Our study reveals, however, completely different characteristics of this dermatophyte species. The three reported cases occurred in Poland in the summer months of 2018 in patients living at a distance of about 150 kms from each other. None of them reported contact with pigs. In addition, the location of the clinical lesions, which covered the edge of the foot and toenails in two of the three described cases, did not indicate a zoonotic origin of the dermatomycosis and might suggest rather a geophilic source. In the literature, there are also reports on exceptional cases of tinea pedis and onychomycosis caused by N. nana [26, 27]. Furthermore, N. nana reservoirs should also be sought in soil, and the information on the dual nature of this dermatophyte, both zoophilic and geophilic, seems to be relevant [28].

Interestingly, genotyping of clinical isolates by MP-PCR showed no homology of the strains. Two different types of profile were obtained: the first one characteristic for the male patient and the other one determined for the two female patients. Finding causal links between this genomic similarity and infection epidemiology can only be speculative, but it is important that methods for determining genomic diversity can also be used for N. nana. There are no reports in the literature about genomic polymorphism in this species of dermatophyte. In many outbreaks of dermatomycoses of different aetiology, e.g. caused by Microsporum canis [17, 29, 30] or Trichophyton verrucosum [20], genotyping methods have been found greatly suitable in searching for the most probable sources of infection and determining pathogen transmission pathways. Comprehensive analysis on this issue for N. nana infections is necessary to reach definitive findings.

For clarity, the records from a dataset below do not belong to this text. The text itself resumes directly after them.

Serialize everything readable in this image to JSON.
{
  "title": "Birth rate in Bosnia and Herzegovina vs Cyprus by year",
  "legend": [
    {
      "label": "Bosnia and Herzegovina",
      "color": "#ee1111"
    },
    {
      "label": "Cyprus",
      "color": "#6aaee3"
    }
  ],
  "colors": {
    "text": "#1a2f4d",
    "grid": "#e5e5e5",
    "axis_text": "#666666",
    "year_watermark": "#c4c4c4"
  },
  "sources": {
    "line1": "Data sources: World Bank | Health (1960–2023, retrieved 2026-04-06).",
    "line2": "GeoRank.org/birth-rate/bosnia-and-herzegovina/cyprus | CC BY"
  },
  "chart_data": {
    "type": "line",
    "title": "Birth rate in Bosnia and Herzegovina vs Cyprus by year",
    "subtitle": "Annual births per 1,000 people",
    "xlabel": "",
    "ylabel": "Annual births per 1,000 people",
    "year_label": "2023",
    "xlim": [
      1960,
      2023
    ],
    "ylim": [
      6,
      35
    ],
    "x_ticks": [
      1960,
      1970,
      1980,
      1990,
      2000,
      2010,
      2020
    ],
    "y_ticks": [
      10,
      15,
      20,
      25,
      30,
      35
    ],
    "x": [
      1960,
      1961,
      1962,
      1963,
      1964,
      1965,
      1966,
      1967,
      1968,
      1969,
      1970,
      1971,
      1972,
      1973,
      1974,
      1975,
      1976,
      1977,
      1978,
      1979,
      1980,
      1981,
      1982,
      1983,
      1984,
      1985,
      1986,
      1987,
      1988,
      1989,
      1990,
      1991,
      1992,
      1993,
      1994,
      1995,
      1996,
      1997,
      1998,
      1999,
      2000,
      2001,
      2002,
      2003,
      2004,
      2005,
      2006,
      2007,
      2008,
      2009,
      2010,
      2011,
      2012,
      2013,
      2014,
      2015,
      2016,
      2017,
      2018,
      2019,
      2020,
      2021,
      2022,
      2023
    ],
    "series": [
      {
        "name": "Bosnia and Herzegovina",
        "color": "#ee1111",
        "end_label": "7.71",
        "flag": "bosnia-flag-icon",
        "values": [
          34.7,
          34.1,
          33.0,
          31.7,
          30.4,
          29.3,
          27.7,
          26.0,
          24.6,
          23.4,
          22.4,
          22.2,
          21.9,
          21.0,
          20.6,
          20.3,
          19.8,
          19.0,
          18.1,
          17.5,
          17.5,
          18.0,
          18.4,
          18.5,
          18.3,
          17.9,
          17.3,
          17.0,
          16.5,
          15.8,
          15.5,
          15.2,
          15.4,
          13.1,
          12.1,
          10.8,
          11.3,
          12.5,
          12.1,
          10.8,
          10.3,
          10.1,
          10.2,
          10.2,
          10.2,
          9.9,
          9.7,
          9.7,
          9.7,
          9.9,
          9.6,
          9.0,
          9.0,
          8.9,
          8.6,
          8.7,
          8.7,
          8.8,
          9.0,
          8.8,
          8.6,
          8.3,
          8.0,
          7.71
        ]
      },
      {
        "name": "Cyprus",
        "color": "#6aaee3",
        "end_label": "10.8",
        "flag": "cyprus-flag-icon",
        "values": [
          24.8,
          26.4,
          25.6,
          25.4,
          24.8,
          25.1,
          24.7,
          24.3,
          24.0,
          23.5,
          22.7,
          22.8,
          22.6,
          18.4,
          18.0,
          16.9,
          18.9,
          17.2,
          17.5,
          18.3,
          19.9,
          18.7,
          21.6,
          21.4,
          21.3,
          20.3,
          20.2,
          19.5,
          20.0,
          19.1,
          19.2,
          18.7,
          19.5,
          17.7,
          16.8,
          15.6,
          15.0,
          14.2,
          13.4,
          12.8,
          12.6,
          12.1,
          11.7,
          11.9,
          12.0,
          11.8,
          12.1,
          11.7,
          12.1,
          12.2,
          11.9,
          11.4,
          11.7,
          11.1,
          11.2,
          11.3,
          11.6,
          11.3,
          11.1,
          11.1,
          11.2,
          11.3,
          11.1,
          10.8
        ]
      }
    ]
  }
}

Unfortunately, in the literature, there are only few reports on the minimal inhibitory concentration (MIC) values of N. nana. Hence, antifungal therapy is usually chosen based on the response observed when treating other dermatomycoses caused by fungi of the genus Microsporum [22, 31]. In our study, the in vitro susceptibility to the main antifungals indicates that N. nana is highly sensitive to itraconazole, ketoconazole, terbinafine, and naftifine hydrochloride. Wildfeuer et al. [32] observed the following MICs for N. nana (Microsporum nanum in the original publication): griseofulvin 3.1 μg/ml; voriconazole and itraconazole 0.78 μg/ml, and ketoconazole 0.2 μg/ml. In turn, in their case report of dermatomycoses in the siblings, Bonifaz et al. [22] noted that N. nana was sensitive to miconazole, clotrimazole, and ketoconazole without specifying the inhibitory concentration range of these drugs. Furthermore, there are no precise data in the literature about N. nana sensitivity toward terbinafine and naftifine hydrochloride. Noteworthy, these studies include only few strains. This issue requires more extensive research and deeper discussion.